Manifestations à Lomé : 18 personnes libérées, 31 en détention

Au lendemain des manifestations qui ont secoué plusieurs quartiers de Lomé les 26, 27 et 28 juin derniers, 49 personnes interpellées ont été présentées au parquet le mardi 1er juillet 2025. À l’issue de leurs auditions, 18 manifestants ont été remis en liberté, tandis que 31 autres ont été placés en détention provisoire, suscitant un torrent de réactions dans les milieux juridiques, politiques et associatifs.

 

Les événements de fin juin, survenus dans un contexte préélectoral tendu, ont donné lieu à des heurts entre manifestants et forces de l’ordre, avec des scènes de violence signalées dans plusieurs quartiers populaires de la capitale. Si les manifestations étaient qualifiées de non autorisées par les autorités, de nombreux citoyens revendiquaient leur droit à l’expression, contestant notamment des décisions politiques récentes et exprimant leur mécontentement face au climat socio-économique.

 

Mais ce qui choque aujourd’hui, ce n’est pas seulement la répression de la contestation, c’est aussi la manière dont les procédures judiciaires sont menées. Me Darius Kokou Atsoo, avocat et membre du collectif de défense composé également de Me Célestin Agbogan et Me Elom Kpade, dénonce un traitement expéditif et non conforme au droit. « Nos clients n’ont pas fait l’objet d’une notification formelle des charges retenues contre eux. De nos échanges avec le parquet, ils pourraient être poursuivis pour trouble aggravé à l’ordre public, mais cette incrimination ne leur a pas été notifiée en bonne et due forme », déclare-t-il, évoquant une violation flagrante des droits fondamentaux des personnes interpellées.

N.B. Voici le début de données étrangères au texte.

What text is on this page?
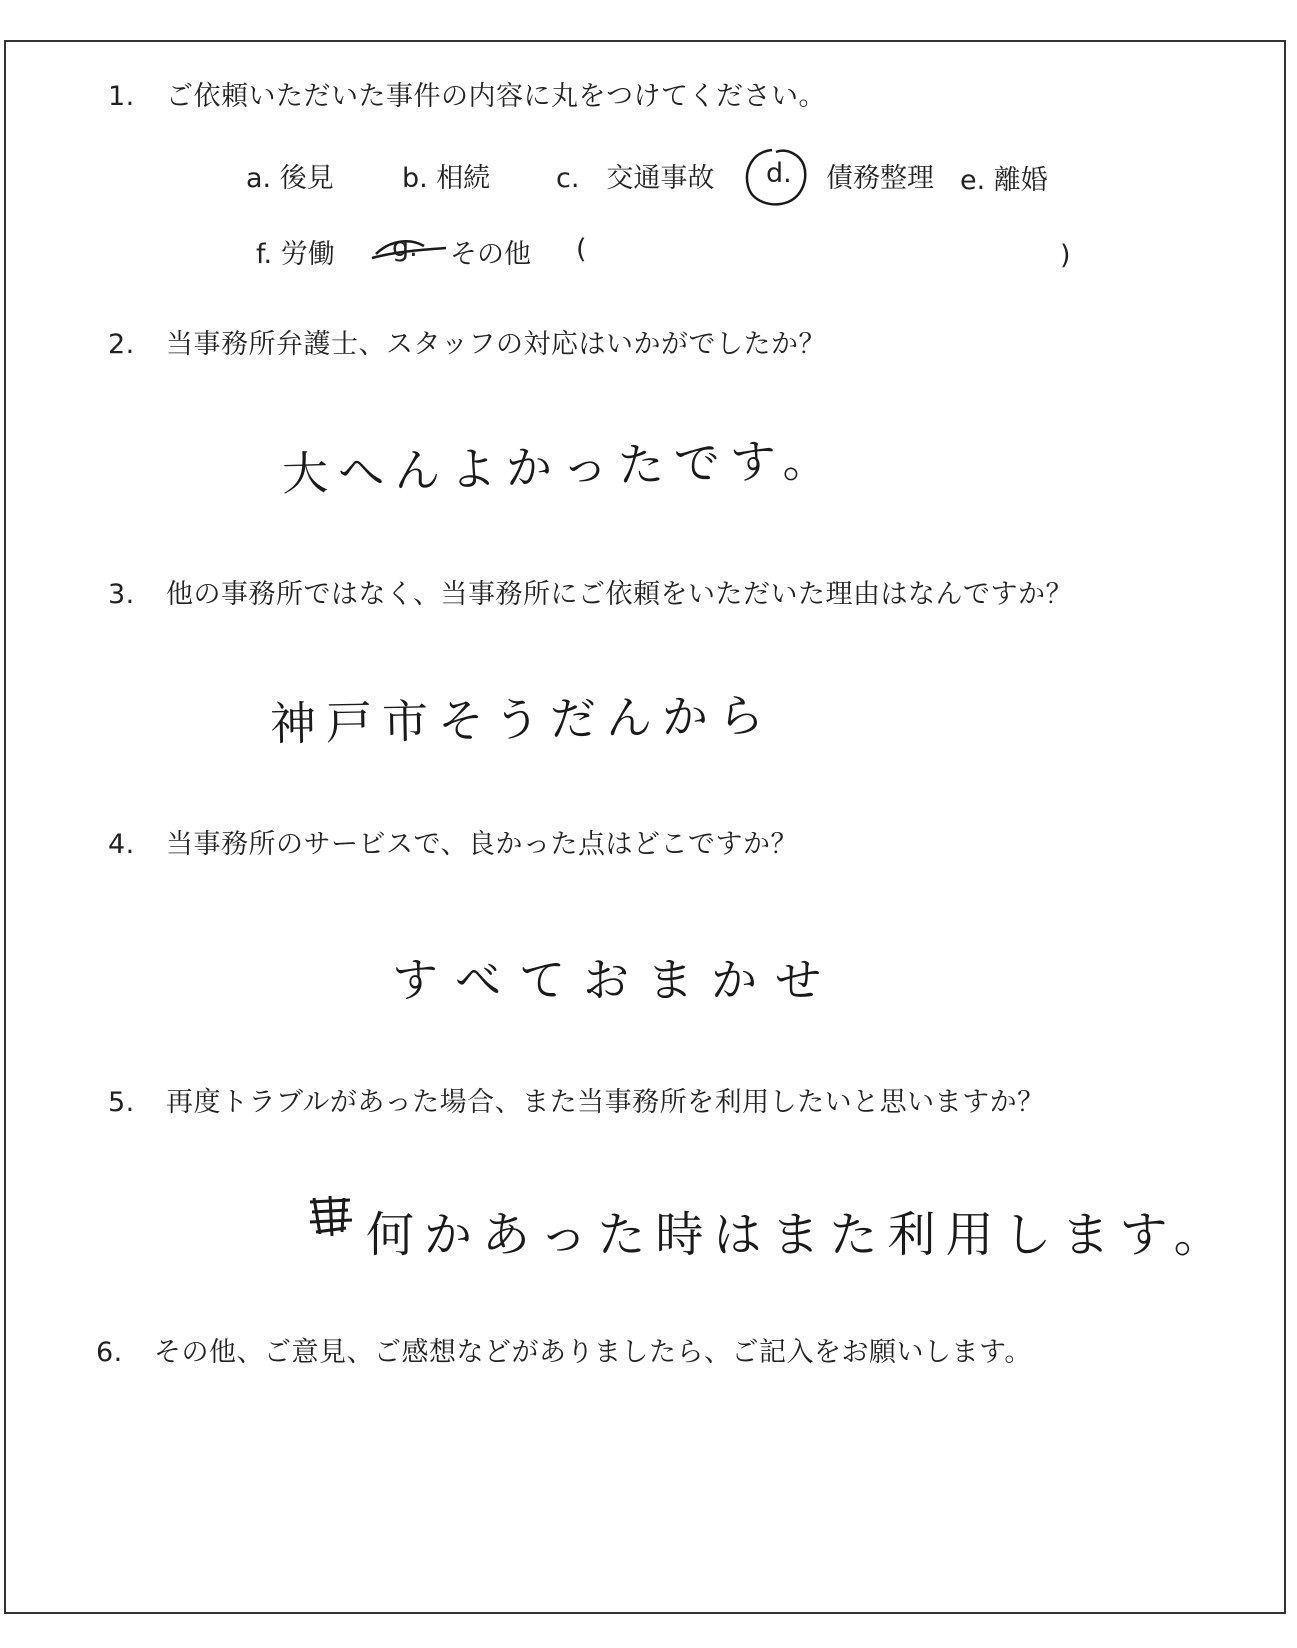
1. ご依頼いただいた事件の内容に丸をつけてください。
a. 後見	b. 相続 c.　交通事故 d. 債務整理 e. 離婚
f. 労働 g. その他 (	)
2. 当事務所弁護士、スタッフの対応はいかがでしたか？
大へんよかったです。
3. 他の事務所ではなく、当事務所にご依頼をいただいた理由はなんですか？
神戸市そうだんから
4. 当事務所のサービスで、良かった点はどこですか？
すべておまかせ
5. 再度トラブルがあった場合、また当事務所を利用したいと思いますか？
何かあった時はまた利用します。
6. その他、ご意見、ご感想などがありましたら、ご記入をお願いします。
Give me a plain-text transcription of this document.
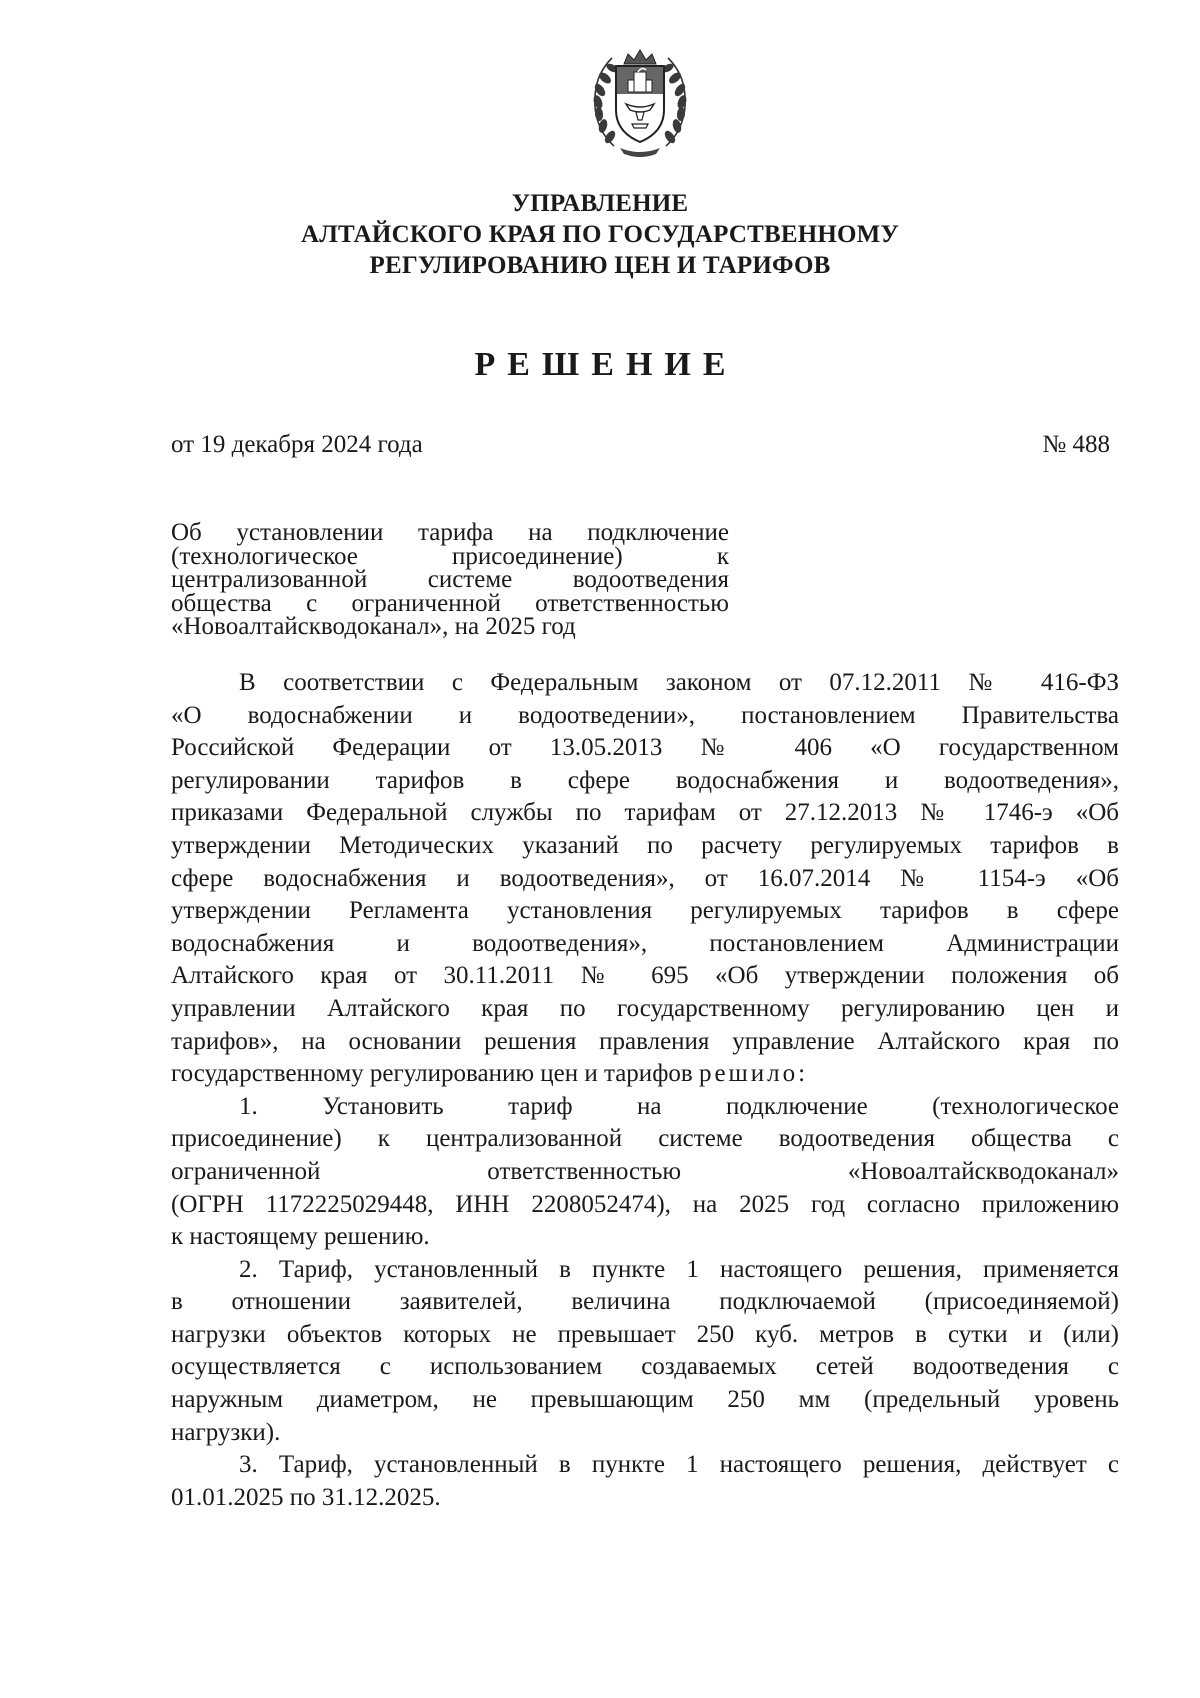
УПРАВЛЕНИЕ
АЛТАЙСКОГО КРАЯ ПО ГОСУДАРСТВЕННОМУ
РЕГУЛИРОВАНИЮ ЦЕН И ТАРИФОВ
РЕШЕНИЕ
от 19 декабря 2024 года	№ 488
Об установлении тарифа на подключение
(технологическое присоединение) к
централизованной системе водоотведения
общества с ограниченной ответственностью
«Новоалтайскводоканал», на 2025 год
В соответствии с Федеральным законом от 07.12.2011 № 416-ФЗ
«О водоснабжении и водоотведении», постановлением Правительства
Российской Федерации от 13.05.2013 № 406 «О государственном
регулировании тарифов в сфере водоснабжения и водоотведения»,
приказами Федеральной службы по тарифам от 27.12.2013 № 1746-э «Об
утверждении Методических указаний по расчету регулируемых тарифов в
сфере водоснабжения и водоотведения», от 16.07.2014 № 1154-э «Об
утверждении Регламента установления регулируемых тарифов в сфере
водоснабжения и водоотведения», постановлением Администрации
Алтайского края от 30.11.2011 № 695 «Об утверждении положения об
управлении Алтайского края по государственному регулированию цен и
тарифов», на основании решения правления управление Алтайского края по
государственному регулированию цен и тарифов решило:
1. Установить тариф на подключение (технологическое
присоединение) к централизованной системе водоотведения общества с
ограниченной ответственностью «Новоалтайскводоканал»
(ОГРН 1172225029448, ИНН 2208052474), на 2025 год согласно приложению
к настоящему решению.
2. Тариф, установленный в пункте 1 настоящего решения, применяется
в отношении заявителей, величина подключаемой (присоединяемой)
нагрузки объектов которых не превышает 250 куб. метров в сутки и (или)
осуществляется с использованием создаваемых сетей водоотведения с
наружным диаметром, не превышающим 250 мм (предельный уровень
нагрузки).
3. Тариф, установленный в пункте 1 настоящего решения, действует с
01.01.2025 по 31.12.2025.
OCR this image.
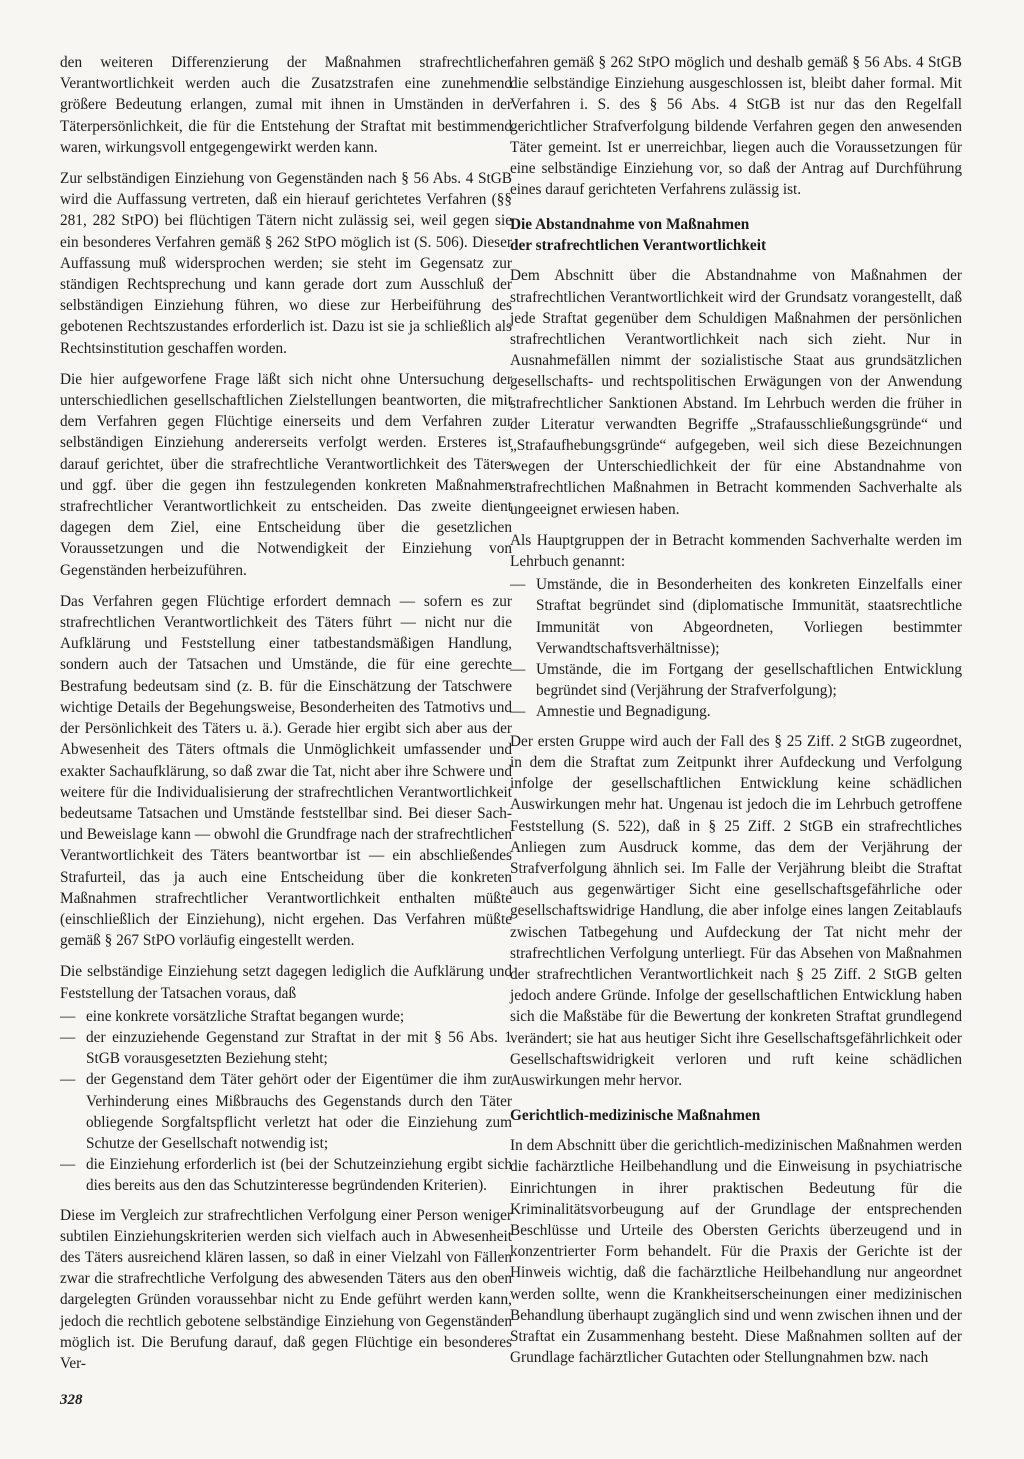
den weiteren Differenzierung der Maßnahmen strafrechtlicher Verantwortlichkeit werden auch die Zusatzstrafen eine zunehmend größere Bedeutung erlangen, zumal mit ihnen in Umständen in der Täterpersönlichkeit, die für die Entstehung der Straftat mit bestimmend waren, wirkungsvoll entgegengewirkt werden kann.

Zur selbständigen Einziehung von Gegenständen nach § 56 Abs. 4 StGB wird die Auffassung vertreten, daß ein hierauf gerichtetes Verfahren (§§ 281, 282 StPO) bei flüchtigen Tätern nicht zulässig sei, weil gegen sie ein besonderes Verfahren gemäß § 262 StPO möglich ist (S. 506). Dieser Auffassung muß widersprochen werden; sie steht im Gegensatz zur ständigen Rechtsprechung und kann gerade dort zum Ausschluß der selbständigen Einziehung führen, wo diese zur Herbeiführung des gebotenen Rechtszustandes erforderlich ist. Dazu ist sie ja schließlich als Rechtsinstitution geschaffen worden.

Die hier aufgeworfene Frage läßt sich nicht ohne Untersuchung der unterschiedlichen gesellschaftlichen Zielstellungen beantworten, die mit dem Verfahren gegen Flüchtige einerseits und dem Verfahren zur selbständigen Einziehung andererseits verfolgt werden. Ersteres ist darauf gerichtet, über die strafrechtliche Verantwortlichkeit des Täters und ggf. über die gegen ihn festzulegenden konkreten Maßnahmen strafrechtlicher Verantwortlichkeit zu entscheiden. Das zweite dient dagegen dem Ziel, eine Entscheidung über die gesetzlichen Voraussetzungen und die Notwendigkeit der Einziehung von Gegenständen herbeizuführen.

Das Verfahren gegen Flüchtige erfordert demnach — sofern es zur strafrechtlichen Verantwortlichkeit des Täters führt — nicht nur die Aufklärung und Feststellung einer tatbestandsmäßigen Handlung, sondern auch der Tatsachen und Umstände, die für eine gerechte Bestrafung bedeutsam sind (z. B. für die Einschätzung der Tatschwere wichtige Details der Begehungsweise, Besonderheiten des Tatmotivs und der Persönlichkeit des Täters u. ä.). Gerade hier ergibt sich aber aus der Abwesenheit des Täters oftmals die Unmöglichkeit umfassender und exakter Sachaufklärung, so daß zwar die Tat, nicht aber ihre Schwere und weitere für die Individualisierung der strafrechtlichen Verantwortlichkeit bedeutsame Tatsachen und Umstände feststellbar sind. Bei dieser Sach- und Beweislage kann — obwohl die Grundfrage nach der strafrechtlichen Verantwortlichkeit des Täters beantwortbar ist — ein abschließendes Strafurteil, das ja auch eine Entscheidung über die konkreten Maßnahmen strafrechtlicher Verantwortlichkeit enthalten müßte (einschließlich der Einziehung), nicht ergehen. Das Verfahren müßte gemäß § 267 StPO vorläufig eingestellt werden.

Die selbständige Einziehung setzt dagegen lediglich die Aufklärung und Feststellung der Tatsachen voraus, daß

— eine konkrete vorsätzliche Straftat begangen wurde;
— der einzuziehende Gegenstand zur Straftat in der mit § 56 Abs. 1 StGB vorausgesetzten Beziehung steht;
— der Gegenstand dem Täter gehört oder der Eigentümer die ihm zur Verhinderung eines Mißbrauchs des Gegenstands durch den Täter obliegende Sorgfaltspflicht verletzt hat oder die Einziehung zum Schutze der Gesellschaft notwendig ist;
— die Einziehung erforderlich ist (bei der Schutzeinziehung ergibt sich dies bereits aus den das Schutzinteresse begründenden Kriterien).

Diese im Vergleich zur strafrechtlichen Verfolgung einer Person weniger subtilen Einziehungskriterien werden sich vielfach auch in Abwesenheit des Täters ausreichend klären lassen, so daß in einer Vielzahl von Fällen zwar die strafrechtliche Verfolgung des abwesenden Täters aus den oben dargelegten Gründen voraussehbar nicht zu Ende geführt werden kann, jedoch die rechtlich gebotene selbständige Einziehung von Gegenständen möglich ist. Die Berufung darauf, daß gegen Flüchtige ein besonderes Ver-

fahren gemäß § 262 StPO möglich und deshalb gemäß § 56 Abs. 4 StGB die selbständige Einziehung ausgeschlossen ist, bleibt daher formal. Mit Verfahren i. S. des § 56 Abs. 4 StGB ist nur das den Regelfall gerichtlicher Strafverfolgung bildende Verfahren gegen den anwesenden Täter gemeint. Ist er unerreichbar, liegen auch die Voraussetzungen für eine selbständige Einziehung vor, so daß der Antrag auf Durchführung eines darauf gerichteten Verfahrens zulässig ist.

Die Abstandnahme von Maßnahmen
der strafrechtlichen Verantwortlichkeit

Dem Abschnitt über die Abstandnahme von Maßnahmen der strafrechtlichen Verantwortlichkeit wird der Grundsatz vorangestellt, daß jede Straftat gegenüber dem Schuldigen Maßnahmen der persönlichen strafrechtlichen Verantwortlichkeit nach sich zieht. Nur in Ausnahmefällen nimmt der sozialistische Staat aus grundsätzlichen gesellschafts- und rechtspolitischen Erwägungen von der Anwendung strafrechtlicher Sanktionen Abstand. Im Lehrbuch werden die früher in der Literatur verwandten Begriffe „Strafausschließungsgründe“ und „Strafaufhebungsgründe“ aufgegeben, weil sich diese Bezeichnungen wegen der Unterschiedlichkeit der für eine Abstandnahme von strafrechtlichen Maßnahmen in Betracht kommenden Sachverhalte als ungeeignet erwiesen haben.

Als Hauptgruppen der in Betracht kommenden Sachverhalte werden im Lehrbuch genannt:

— Umstände, die in Besonderheiten des konkreten Einzelfalls einer Straftat begründet sind (diplomatische Immunität, staatsrechtliche Immunität von Abgeordneten, Vorliegen bestimmter Verwandtschaftsverhältnisse);
— Umstände, die im Fortgang der gesellschaftlichen Entwicklung begründet sind (Verjährung der Strafverfolgung);
— Amnestie und Begnadigung.

Der ersten Gruppe wird auch der Fall des § 25 Ziff. 2 StGB zugeordnet, in dem die Straftat zum Zeitpunkt ihrer Aufdeckung und Verfolgung infolge der gesellschaftlichen Entwicklung keine schädlichen Auswirkungen mehr hat. Ungenau ist jedoch die im Lehrbuch getroffene Feststellung (S. 522), daß in § 25 Ziff. 2 StGB ein strafrechtliches Anliegen zum Ausdruck komme, das dem der Verjährung der Strafverfolgung ähnlich sei. Im Falle der Verjährung bleibt die Straftat auch aus gegenwärtiger Sicht eine gesellschaftsgefährliche oder gesellschaftswidrige Handlung, die aber infolge eines langen Zeitablaufs zwischen Tatbegehung und Aufdeckung der Tat nicht mehr der strafrechtlichen Verfolgung unterliegt. Für das Absehen von Maßnahmen der strafrechtlichen Verantwortlichkeit nach § 25 Ziff. 2 StGB gelten jedoch andere Gründe. Infolge der gesellschaftlichen Entwicklung haben sich die Maßstäbe für die Bewertung der konkreten Straftat grundlegend verändert; sie hat aus heutiger Sicht ihre Gesellschaftsgefährlichkeit oder Gesellschaftswidrigkeit verloren und ruft keine schädlichen Auswirkungen mehr hervor.

Gerichtlich-medizinische Maßnahmen

In dem Abschnitt über die gerichtlich-medizinischen Maßnahmen werden die fachärztliche Heilbehandlung und die Einweisung in psychiatrische Einrichtungen in ihrer praktischen Bedeutung für die Kriminalitätsvorbeugung auf der Grundlage der entsprechenden Beschlüsse und Urteile des Obersten Gerichts überzeugend und in konzentrierter Form behandelt. Für die Praxis der Gerichte ist der Hinweis wichtig, daß die fachärztliche Heilbehandlung nur angeordnet werden sollte, wenn die Krankheitserscheinungen einer medizinischen Behandlung überhaupt zugänglich sind und wenn zwischen ihnen und der Straftat ein Zusammenhang besteht. Diese Maßnahmen sollten auf der Grundlage fachärztlicher Gutachten oder Stellungnahmen bzw. nach

328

Pour la défense, les droits des prévenus, garantis notamment par l’article 14 du Pacte international relatif aux droits civils et politiques, ratifié par le Togo, n’ont pas été respectés. Cette disposition exige que toute personne arrêtée soit immédiatement informée des charges retenues contre elle et bénéficie d’un procès équitable.

 

Interrogées sur ces allégations, les autorités judiciaires n’ont pas souhaité commenter. Le parquet s’est limité à indiquer que les détentions ont été ordonnées dans le cadre d’une enquête ouverte pour violences, dégradations de biens et troubles à l’ordre public. Toutefois, aucune date de procès n’a encore été fixée, ce qui alimente les soupçons d’une stratégie de maintien en détention sans jugement rapide, dans un contexte où l’État veut maintenir un semblant de calme à l’approche des élections municipales du 17 juillet 2025.

Parallèlement aux arrestations et détentions, d’autres faits interpellent : plusieurs témoins ont rapporté la présence de civils armés non identifiés, parfois aperçus aux côtés des forces de sécurité lors des manifestations. Une situation qui rappelle de sombres épisodes du passé, où l’ambiguïté entre milices civiles et forces officielles alimentait des violations graves des droits humains. Ces éléments troublants sont pour l’heure passés sous silence par les autorités, malgré les appels de plusieurs ONG pour l’ouverture d’enquêtes indépendantes.